Попрощавшись, Анатолий Борисович пару секунд мялся у порога, словно желал сообщить нечто важное, но Антонина Васильевна ткнула его локтем в бок. Пойдем, мой друг, и этот дом забудем.
Лида сразу принялась уносить посуду в кухню. Исчезли вазы, тарелки, чашки, бокалы, сахарница, салфетница, нетронутые конфеты и варенье. Синий в белый горошек халат мелькал перед взглядом Глеба, пока он допивал коньяк прямо из бутылки. Коньячок, помидорчик, огурчик. Богопротивный суффикс, который давно пора упразднить. Рот заполонил отчетливый привкус сдобы — что-то вроде свежевыпеченных сладких слоек с местного хлебзавода. Слоек, намазанных виноградным джемом.
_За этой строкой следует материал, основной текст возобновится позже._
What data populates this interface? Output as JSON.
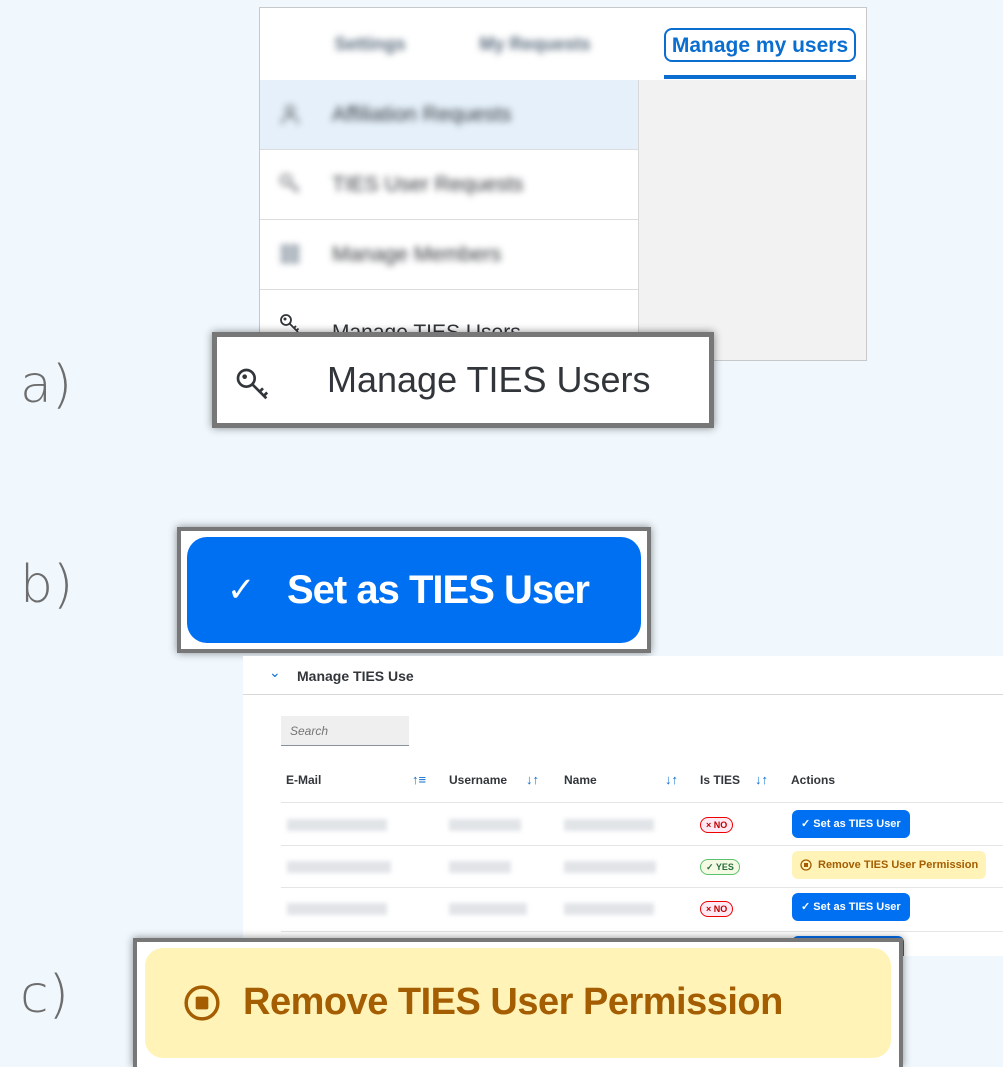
{
  "panel_labels": {
    "a": "a)",
    "b": "b)",
    "c": "c)"
  },
  "panel_a": {
    "tabs": [
      {
        "label": "Settings"
      },
      {
        "label": "My Requests"
      },
      {
        "label": "Manage my users"
      }
    ],
    "menu_items": [
      {
        "label": "Affiliation Requests",
        "icon": "person-icon"
      },
      {
        "label": "TIES User Requests",
        "icon": "key-icon"
      },
      {
        "label": "Manage Members",
        "icon": "table-icon"
      },
      {
        "label": "Manage TIES Users",
        "icon": "key-icon"
      }
    ],
    "zoom_label": "Manage TIES Users"
  },
  "panel_b": {
    "button_check": "✓",
    "button_label": "Set as TIES User"
  },
  "table": {
    "section_title": "Manage TIES Use",
    "search_placeholder": "Search",
    "columns": [
      {
        "label": "E-Mail",
        "sort": "↑≡"
      },
      {
        "label": "Username",
        "sort": "↓↑"
      },
      {
        "label": "Name",
        "sort": "↓↑"
      },
      {
        "label": "Is TIES",
        "sort": "↓↑"
      },
      {
        "label": "Actions"
      }
    ],
    "rows": [
      {
        "is_ties": "× NO",
        "status": "no",
        "action": "✓  Set as TIES User"
      },
      {
        "is_ties": "✓ YES",
        "status": "yes",
        "action": "Remove TIES User Permission"
      },
      {
        "is_ties": "× NO",
        "status": "no",
        "action": "✓  Set as TIES User"
      }
    ]
  },
  "panel_c": {
    "button_label": "Remove TIES User Permission"
  },
  "colors": {
    "background": "#f0f8fe",
    "accent_blue": "#0070f2",
    "warning_bg": "#fff3b8",
    "warning_text": "#a45d00"
  }
}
Когда Лида вернулась с тряпкой, чтобы вытереть крошки со скатерти, Веретинский задержал ее за запястье. Задрав ей подол, он уложил Лиду на стол и рывком расстегнул ремень. Лида выскользнула из-под Глеба и кинулась прочь.
— Ты куда? — чуть не закричал он.
— Секунду, Глебушка, я сейчас.
— Ты вернешься?
— Я очень хочу. Секунду.
Когда Глеб повторно опрокинул ее на стол, Лиду словно колотил озноб. Эта дрожь укрепила нетерпение Глеба. Одной рукой он схватился за столешницу, второй надавил на грудь Лиде — туда, где соединялись ребра.
Ноги больно бились о столешницу, отчего стол резонировал в такт ломаному ритму. Из растянутого в гримасе рта Лиды исходил приглушенный стон. Ее вагина издавала звук, из-за которого Лида всегда комплексовала. Этот звук рифмовался с вождением мыльной губкой по стеклу и подстегивал Глеба. Он представлял, как пачкается в месячных, как кровь мелкими брызгами взметается на него. Наконец, глаза Лиды вспыхнули, будто она увидела извержение вулкана, и она протяжно выдохнула. Тут же целый град крошечных льдинок впился Веретинскому между лопаток, и он затрясся мелкой дрожью.
Лида растерла горячую вязкую сперму по животу. Другая рука безвольно повисла. Крошки запутались в волосах.
— Мы с тобой бестолковые люди, — пробормотал Глеб, отдышавшись.
— Да-а, — протянула она, точно поражаясь глубине мысли. — Бестолковые. И все же ты у меня самый хороший.
Ночью в постели Веретинский поинтересовался:
— Почему ты убежала сначала? Когда я в первый раз тебя положил на стол.
— Тебе будет неинтересно.
— Ну скажи.
— Тампон вынула, — смущенно ответила Лида.
Ее стыдливый тон завел Глеба. Его пальцы полезли вверх по бедру Лиды. Волна возбуждения пробежала по ее телу.
Шурша одеялом, Лида сползла вниз.
— Ты не обязана…
— Заткнись. И подержи мои волосы.
Глеб, закусив губу, оттягивал развязку. Свободной рукой он вцепился в простыню, словно неведомая сила в любую секунду могла вытолкнуть его из постели. В последний миг из его губ вырвался шепот. Вместо него шептал как будто кто-то чужой:
— Все, все, сейчас…
Внезапно воля Глеба ослабла. Пальцы, держащие волосы, разжались сами собой от накатившего бессилия. Он попытался произнести «спасибо» и не сумел.
Вернувшись из ванной, Лида прильнула к нему. Из ее рта пахло ментоловым ополаскивателем.
— Ты ведь рядом? — спросила она.
— Да.
— Ты не оставишь меня?
— Ни за что.
— И я тебя не оставлю, если ты сам не захочешь.